In Aliyah’s case, medical student Hamza Nasir, MD, and I were faced with a dilemma when her mom posed her question about carbohydrate counting for ethnic foods. We found plenty of Arabic language translations of diabetes education materials. We also located a few research articles that provided examples of cuisine-specific nutritional information that we provided to the family. Finding easy- to-read, cuisine-specific carbohydrate counting materials online was difficult.

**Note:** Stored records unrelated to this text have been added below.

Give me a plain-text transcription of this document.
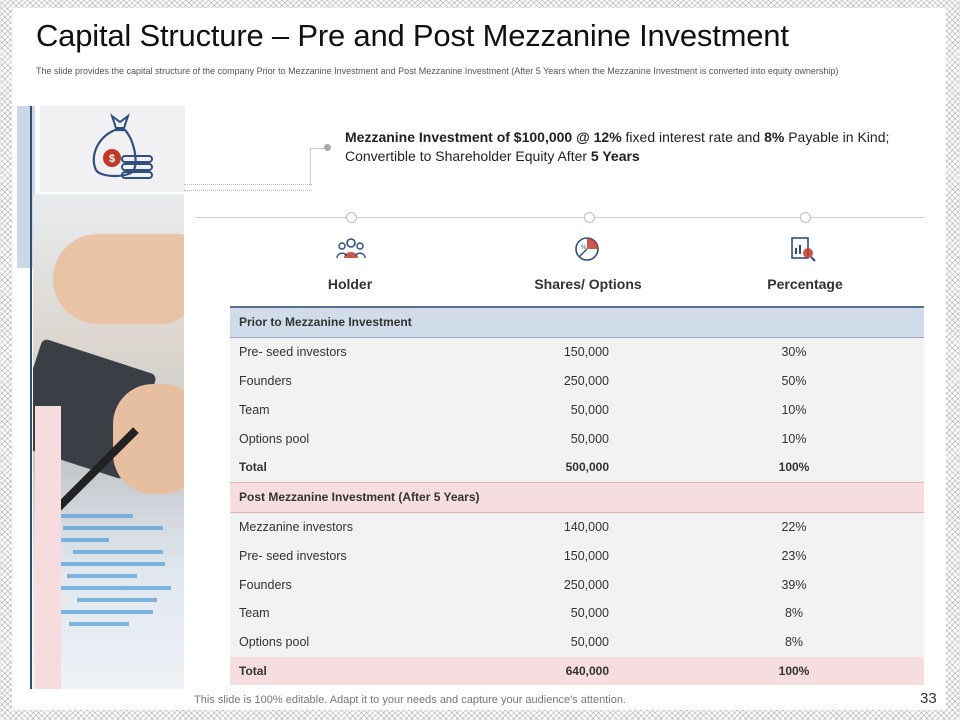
Capital Structure – Pre and Post Mezzanine Investment
The slide provides the capital structure of the company Prior to Mezzanine Investment and Post Mezzanine Investment (After 5 Years when the Mezzanine Investment is converted into equity ownership)
$
Mezzanine Investment of $100,000 @ 12% fixed interest rate and 8% Payable in Kind; Convertible to Shareholder Equity After 5 Years
%
Holder	Shares/ Options	Percentage
Prior to Mezzanine Investment		
Pre- seed investors	150,000	30%
Founders	250,000	50%
Team	50,000	10%
Options pool	50,000	10%
Total	500,000	100%
Post Mezzanine Investment (After 5 Years)		
Mezzanine investors	140,000	22%
Pre- seed investors	150,000	23%
Founders	250,000	39%
Team	50,000	8%
Options pool	50,000	8%
Total	640,000	100%
This slide is 100% editable. Adapt it to your needs and capture your audience's attention.	33
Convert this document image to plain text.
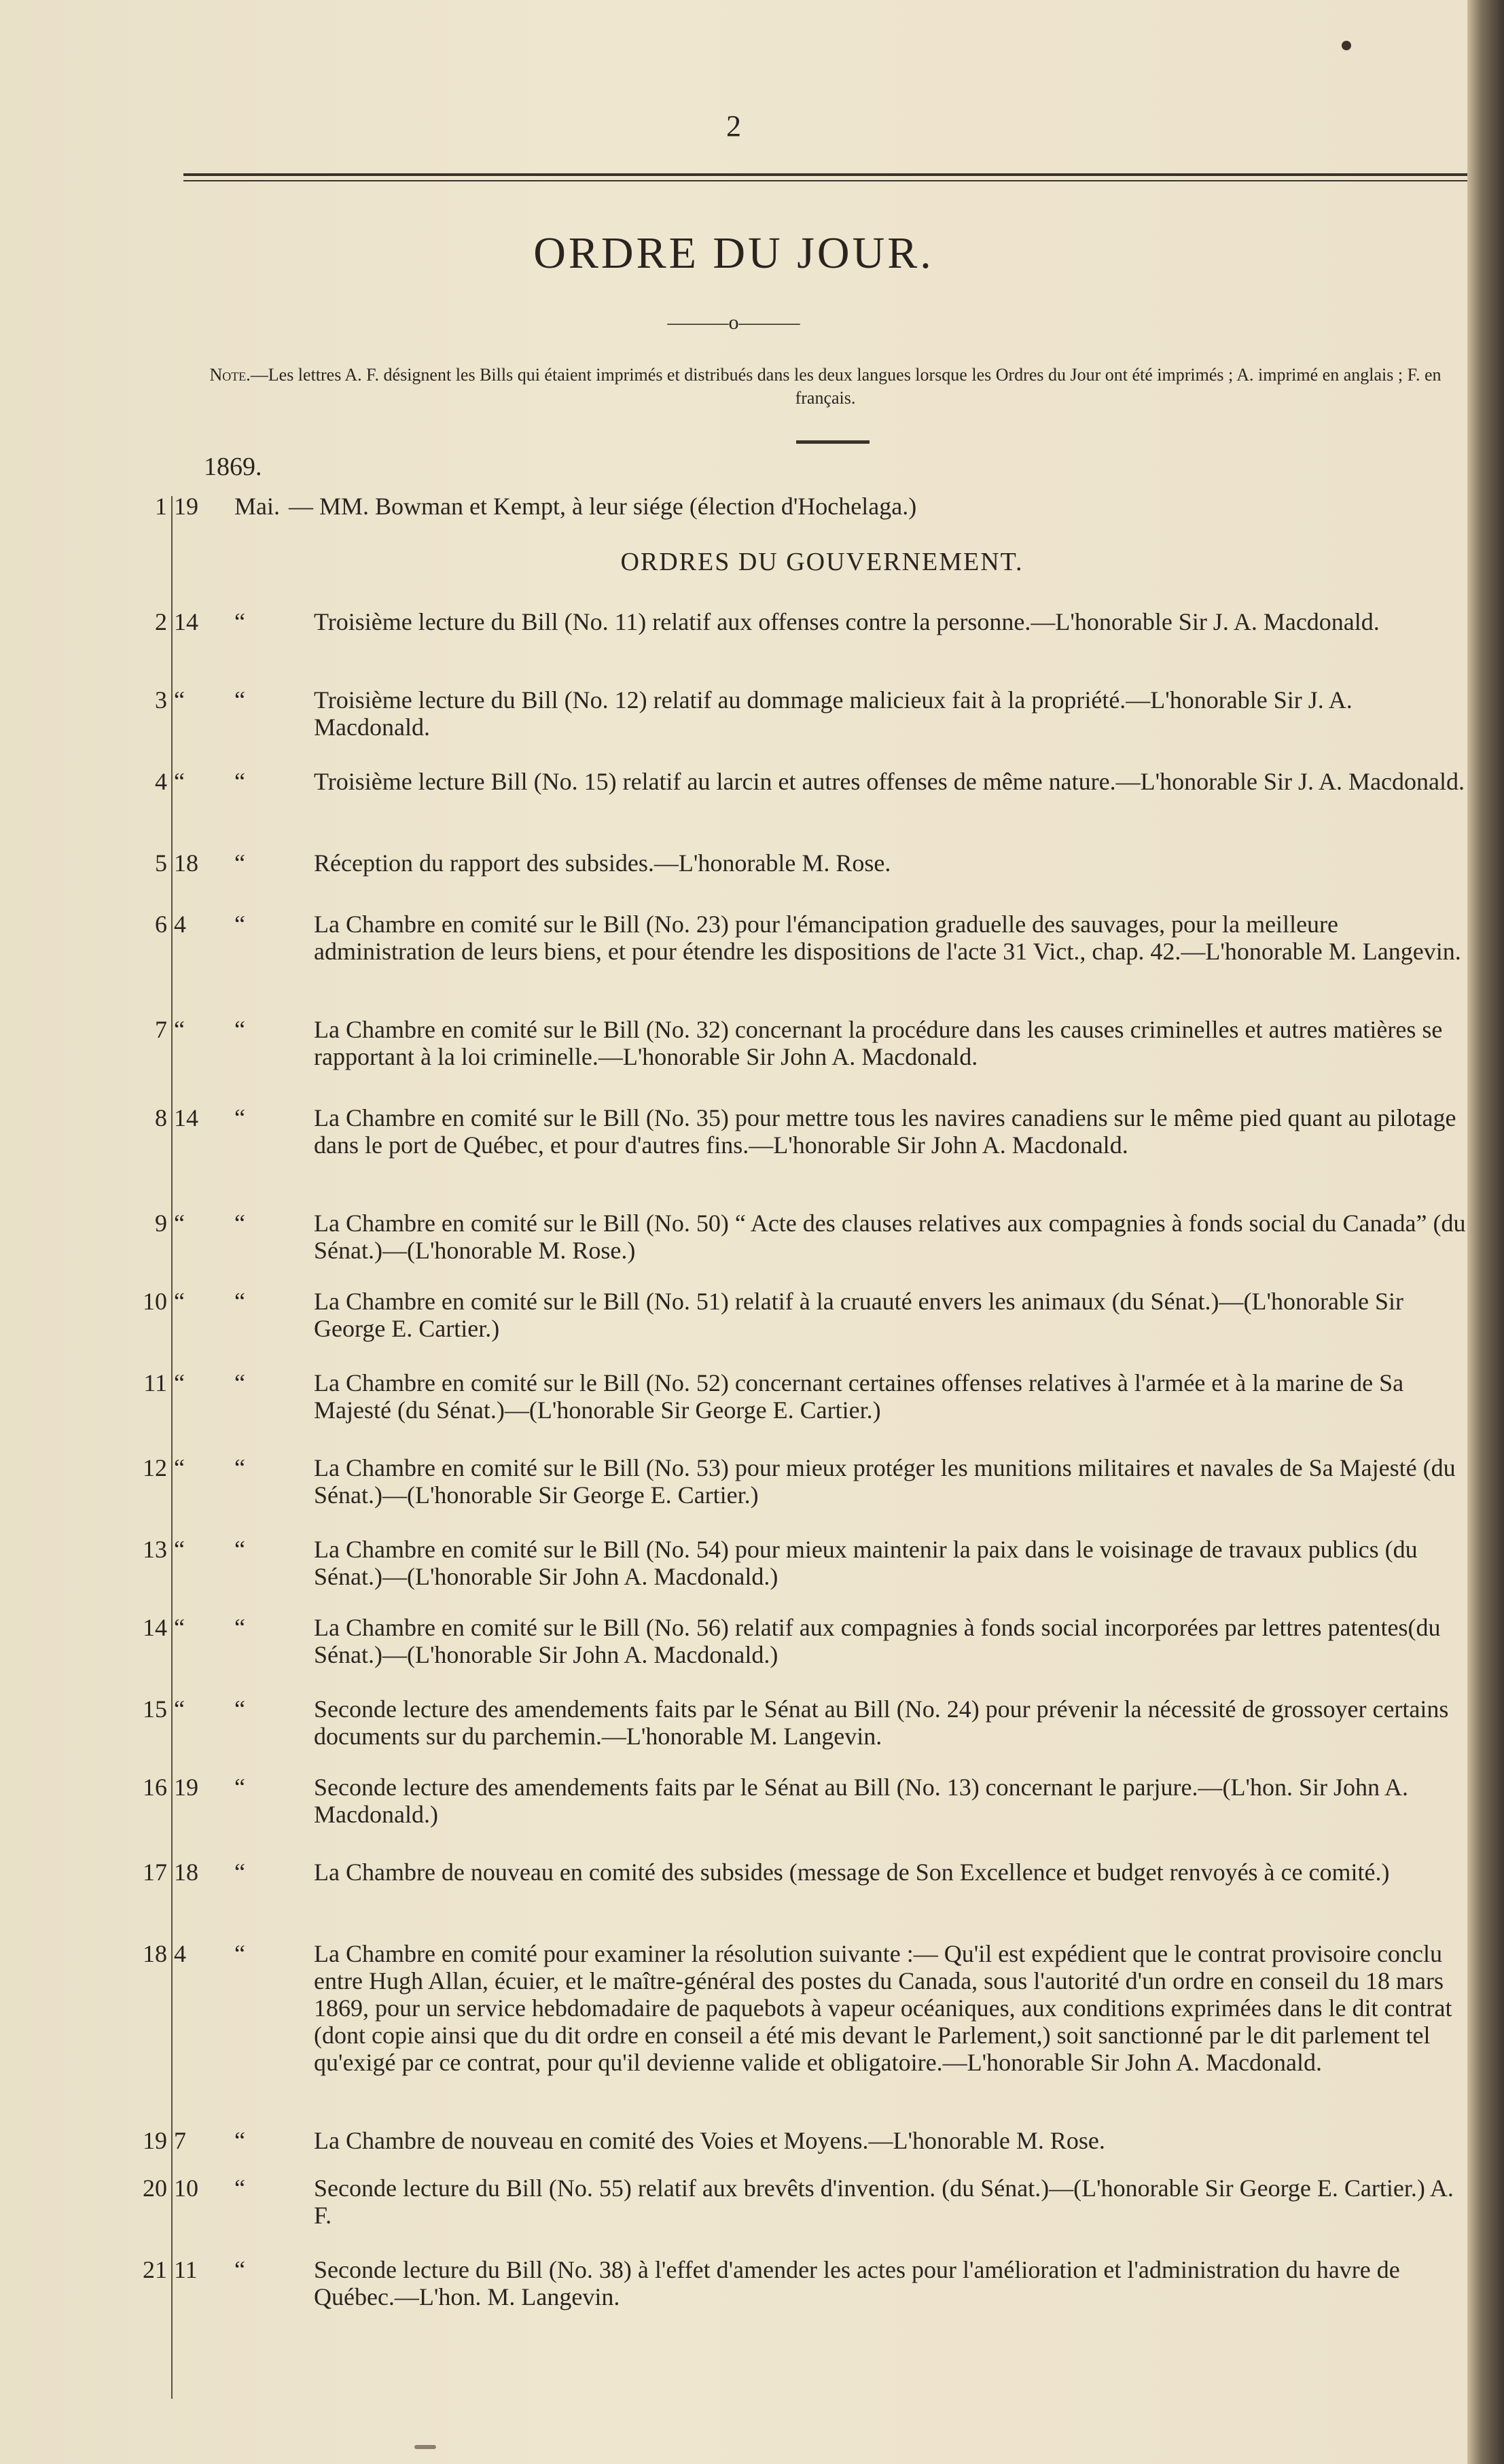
2
ORDRE DU JOUR.
———o———
Note.—Les lettres A. F. désignent les Bills qui étaient imprimés et distribués dans les deux langues lorsque les Ordres du Jour ont été imprimés ; A. imprimé en anglais ; F. en français.
1869.
ORDRES DU GOUVERNEMENT.
1 19	Mai. — MM. Bowman et Kempt, à leur siége (élection d'Hochelaga.)
2 14	“	Troisième lecture du Bill (No. 11) relatif aux offenses contre la personne.—L'honorable Sir J. A. Macdonald.
3 “	“	Troisième lecture du Bill (No. 12) relatif au dommage malicieux fait à la propriété.—L'honorable Sir J. A. Macdonald.
4 “	“	Troisième lecture Bill (No. 15) relatif au larcin et autres offenses de même nature.—L'honorable Sir J. A. Macdonald.
5 18	“	Réception du rapport des subsides.—L'honorable M. Rose.
6 4	“	La Chambre en comité sur le Bill (No. 23) pour l'émancipation graduelle des sauvages, pour la meilleure administration de leurs biens, et pour étendre les dispositions de l'acte 31 Vict., chap. 42.—L'honorable M. Langevin.
7 “	“	La Chambre en comité sur le Bill (No. 32) concernant la procédure dans les causes criminelles et autres matières se rapportant à la loi criminelle.—L'honorable Sir John A. Macdonald.
8 14	“	La Chambre en comité sur le Bill (No. 35) pour mettre tous les navires canadiens sur le même pied quant au pilotage dans le port de Québec, et pour d'autres fins.—L'honorable Sir John A. Macdonald.
9 “	“	La Chambre en comité sur le Bill (No. 50) “ Acte des clauses relatives aux compagnies à fonds social du Canada” (du Sénat.)—(L'honorable M. Rose.)
10 “	“	La Chambre en comité sur le Bill (No. 51) relatif à la cruauté envers les animaux (du Sénat.)—(L'honorable Sir George E. Cartier.)
11 “	“	La Chambre en comité sur le Bill (No. 52) concernant certaines offenses relatives à l'armée et à la marine de Sa Majesté (du Sénat.)—(L'honorable Sir George E. Cartier.)
12 “	“	La Chambre en comité sur le Bill (No. 53) pour mieux protéger les munitions militaires et navales de Sa Majesté (du Sénat.)—(L'honorable Sir George E. Cartier.)
13 “	“	La Chambre en comité sur le Bill (No. 54) pour mieux maintenir la paix dans le voisinage de travaux publics (du Sénat.)—(L'honorable Sir John A. Macdonald.)
14 “	“	La Chambre en comité sur le Bill (No. 56) relatif aux compagnies à fonds social incorporées par lettres patentes(du Sénat.)—(L'honorable Sir John A. Macdonald.)
15 “	“	Seconde lecture des amendements faits par le Sénat au Bill (No. 24) pour prévenir la nécessité de grossoyer certains documents sur du parchemin.—L'honorable M. Langevin.
16 19	“	Seconde lecture des amendements faits par le Sénat au Bill (No. 13) concernant le parjure.—(L'hon. Sir John A. Macdonald.)
17 18	“	La Chambre de nouveau en comité des subsides (message de Son Excellence et budget renvoyés à ce comité.)
18 4	“	La Chambre en comité pour examiner la résolution suivante :— Qu'il est expédient que le contrat provisoire conclu entre Hugh Allan, écuier, et le maître-général des postes du Canada, sous l'autorité d'un ordre en conseil du 18 mars 1869, pour un service hebdomadaire de paquebots à vapeur océaniques, aux conditions exprimées dans le dit contrat (dont copie ainsi que du dit ordre en conseil a été mis devant le Parlement,) soit sanctionné par le dit parlement tel qu'exigé par ce contrat, pour qu'il devienne valide et obligatoire.—L'honorable Sir John A. Macdonald.
19 7	“	La Chambre de nouveau en comité des Voies et Moyens.—L'honorable M. Rose.
20 10	“	Seconde lecture du Bill (No. 55) relatif aux brevêts d'invention. (du Sénat.)—(L'honorable Sir George E. Cartier.) A. F.
21 11	“	Seconde lecture du Bill (No. 38) à l'effet d'amender les actes pour l'amélioration et l'administration du havre de Québec.—L'hon. M. Langevin.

Although it would seem that carbohydrate counting resources would be more easily accessible, it is important to note that most readily available food lists are catered toward cuisines eaten in Europe or North America. Translations tend to be nonspecific and do not address carbohydrate counting or portion sizes of traditionally prepared foods. Resources published in different countries are sometimes only in the native language and not validated for accuracy. There are extensive ethnic food resources available, but they tend to focus on the nutritive value of each ingredient, rather than on a typical meal. These resources tend to be in the form of research articles, lacking patient-friendly advice.
As most traditional foods are prepared from a multitude of raw, indigenous ingredients with many variations of recipes passed on through generations, portioning and carbohydrate counting become an arduous task for families of young children who are still coming to terms with a new diagnosis of Type 1 diabetes in their toddler or child.
In a time when the world has become a global village, clinicians increasingly encounter cultural diversity in their practices. It is imperative that diabetes associations look into providing easily accessible tools online in different languages that address carbohydrate counting of ethnic foods.
It would be ideal to have a centralized database that consolidates all of the information available regarding ethnic foods and their carbohydrate counts. This would allow clinicians to help relieve the burden of carbohydrate counting on families, allowing children with Type 1 diabetes to achieve optimal glycemic control while enjoying traditional home-cooked meals.